Steward señaló que no tenía dudas que su discípulo había ganado la primera pelea, pero al dejar el resultado en manos de los jueces, siempre existe la posibilidad que los oficiales tengan una apreciación errónea desfavorable.

“Si sales y noqueas, entonces eres el juez”, añadió Steward. “Si quieres que suceda algo, debes hacerlo tú mismo. Y como él quiere ganar la segunda pelea contra Wilder, debe ir por el nocaut. Y quiere hacerlo en el segundo asalto, lo que facilita mi trabajo. No tengo que convencerlo para que aniquile a su rival. Estamos en la misma página”.

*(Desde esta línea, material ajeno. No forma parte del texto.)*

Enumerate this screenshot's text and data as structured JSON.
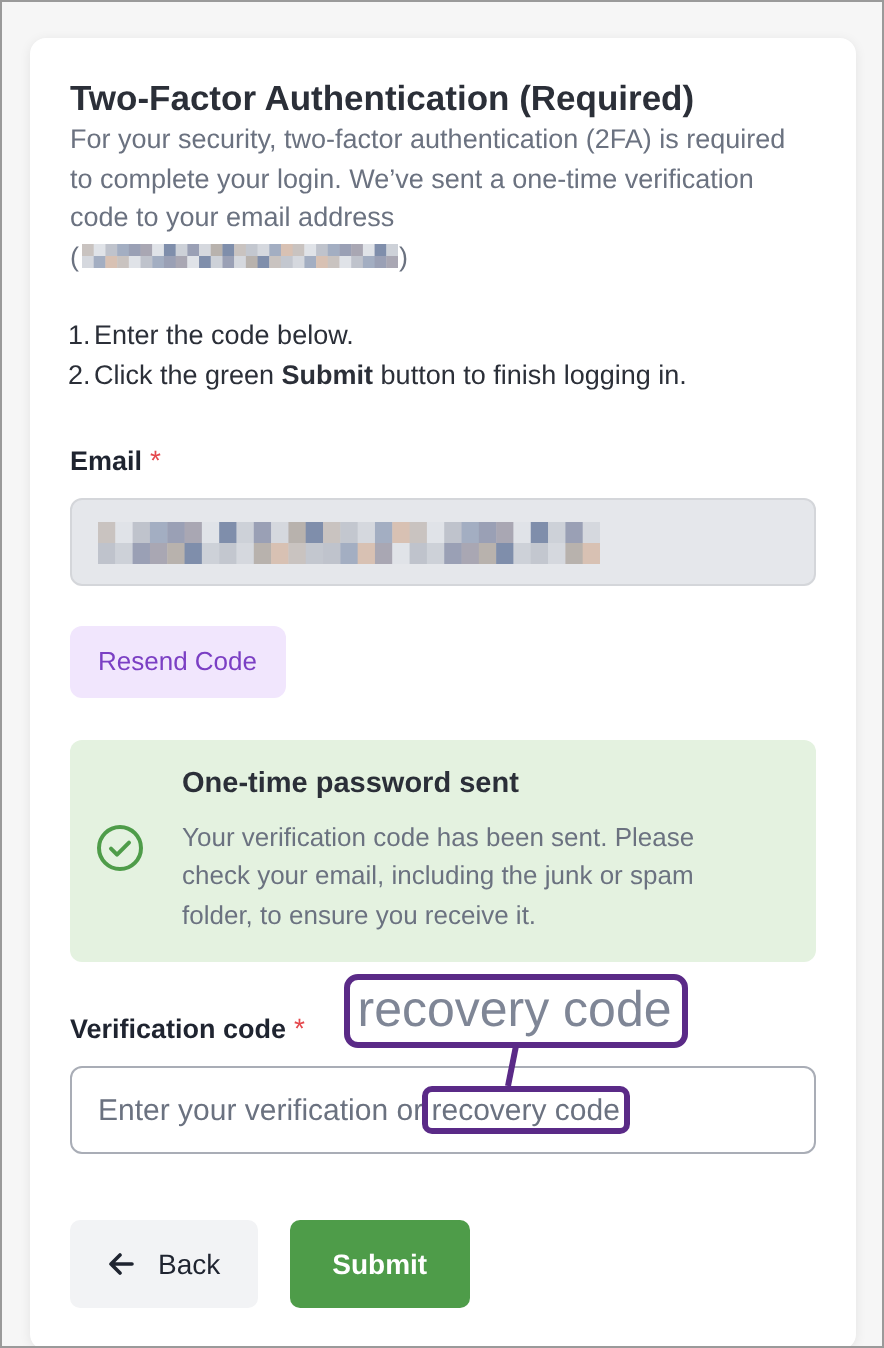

Igualmente, Fury, nacido hace 31 años en la ciudad inglesa de Manchester, ha asegurado en todas sus declaraciones que “esta vez no sólo ganaré, sino que lo aplastaré. Esta revancha no terminará en empate de nuevo. Eso no servirá. Por tanto, lo golpearé en la cara hasta que se caiga. Esa es mi intención y la voy a cumplir”.

WILDER: “CONFIRMARE QUE SOY EL MEJOR PESO PESADO DEL MUNDO”

A partir del pleito con Fury, Wilder también ha efectuado dos combates. En el primero, despachó por la vía del cloroformo en el primer episodio a su coterráneo Dominic “El Problema” Breazeale, el 18 de mayo, en el Barclays Center, de Brooklyn, Nueva York.

Seis meses más tarde, aplicó idéntica receta en la revancha al zurdo cubano Luis “King Kong” Ortíz, quien iba delante en la tarjetas tras seis asaltos, pero descuidó la defensa y un recto de derecha del Wilder lo puso a dormir por la cuenta definitiva, el 23 de noviembre, en la misma sede donde el campeón se las verá con Fury.

“No sé como tomar las cosas que está diciendo (Fury), dijo Wilder ante los periodistas. “Está diciendo que me va a noquear, pero sentí sus puños como si fueran almohadas. Es lo que sentí en nuestra pelea. Por eso espero con ansias que llegue el 22 de febrero”.

Wilder precisó que es un error enfrentar a alguien como él y pensar que tienen la solución para obtener la victoria. “Muchos han pensado lo mismo y han fracasado. Este triunfo será más especial que los demás. Iré nuevamente con esa mentalidad asesina que siempre demuestro y noquearé a Fury mucho antes de lo que él piensa. Confirmaré que soy el mejor peso pesado del mundo”.